Looks like someone belatedly told the Guardian's editors about Madsen's oddball history. Time and again, he has frustrated observers by making huge (and I mean huge) claims about hot issues -- but when push came to shove, the only proof he would offer would be his seemingly endless list of invisible, nameless sources. Although Alex Jones features Madsen prominently on his show, I learned a long time ago to treat this man with caution.
Most respectable websites avoid him altogether.
In the past, I've put it this way: Madsen is probably right about half the time, but I often don't know which half is which. That assessment may have been a bit too kind, since there have been many occasions when the "hooey factor" was pretty damned obvious.
For example: He claimed that Mossad had some connection with the prosecution of Eliot Spitzer. I don't buy that. Madsen has claimed that Barack Obama is gay. I don't buy that. Madsen has claimed that the Kenyans found a Kenyan birth certificate for our gay President. I don't buy that. He has claimed that the USS Cole was attacked not by Al Qaeda but by an Israeli submarine. I don't buy that.
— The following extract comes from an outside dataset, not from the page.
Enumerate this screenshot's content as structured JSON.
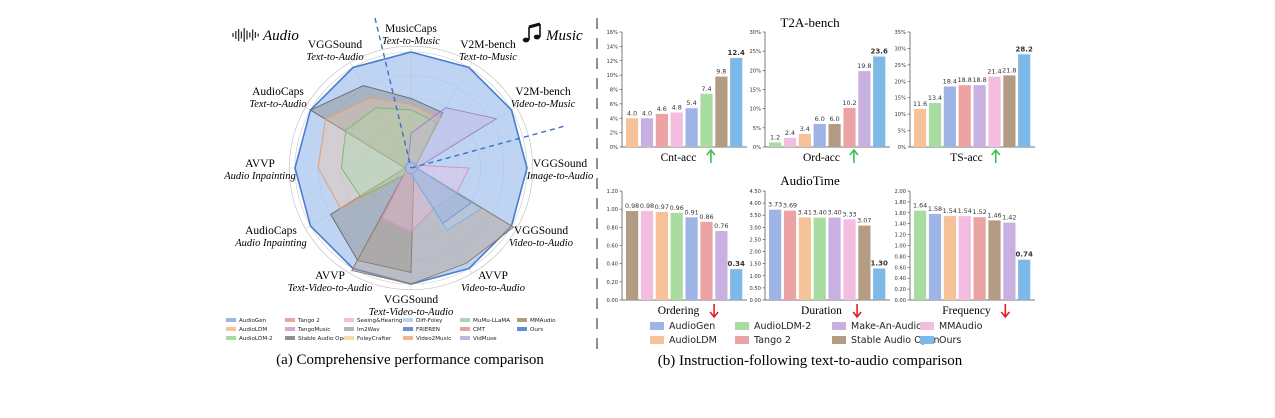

Madsen is most famous for writing a series of articles on the possibility that both Barack Obama and his mother had CIA backgrounds. (He recently came out with a book on the subject, unread by me.) Madsen took his cue from my own "Obama and the CIA" series, which predated his work. He never saw fit to credit or even to mention me. Perhaps I should consider myself fortunate. At any rate, many of the verifiable claims in Madsen's articles first appeared here (and here and here and here). He also came up with some material that was both original and checkable. I'm grateful for that stuff. And then there are those other claims, the ones that depend on unnamed sources and which thus resist any attempt to double-check. What on earth are we to do with those?
(For example, Madsen thinks that Obama's grandmother had some link to the long-forgotten Rewald scandal. If so, where's the evidence?)
The current Madsen imbroglio will do nothing to aid the Guardian's credibility. Pity, that. Unlike the nonsensical claims listed above, the things Madsen had to say about NSA collusion with foreign agencies were much more plausible. Hell, just a week ago, I wrote about NSA's longstanding data-sharing agreements with its British counterpart, GCHQ; those agreements can be traced back to 1947. But spook-watchers have known about that stuff for a couple of decades, so it's not as though we're talking about anything truly new here.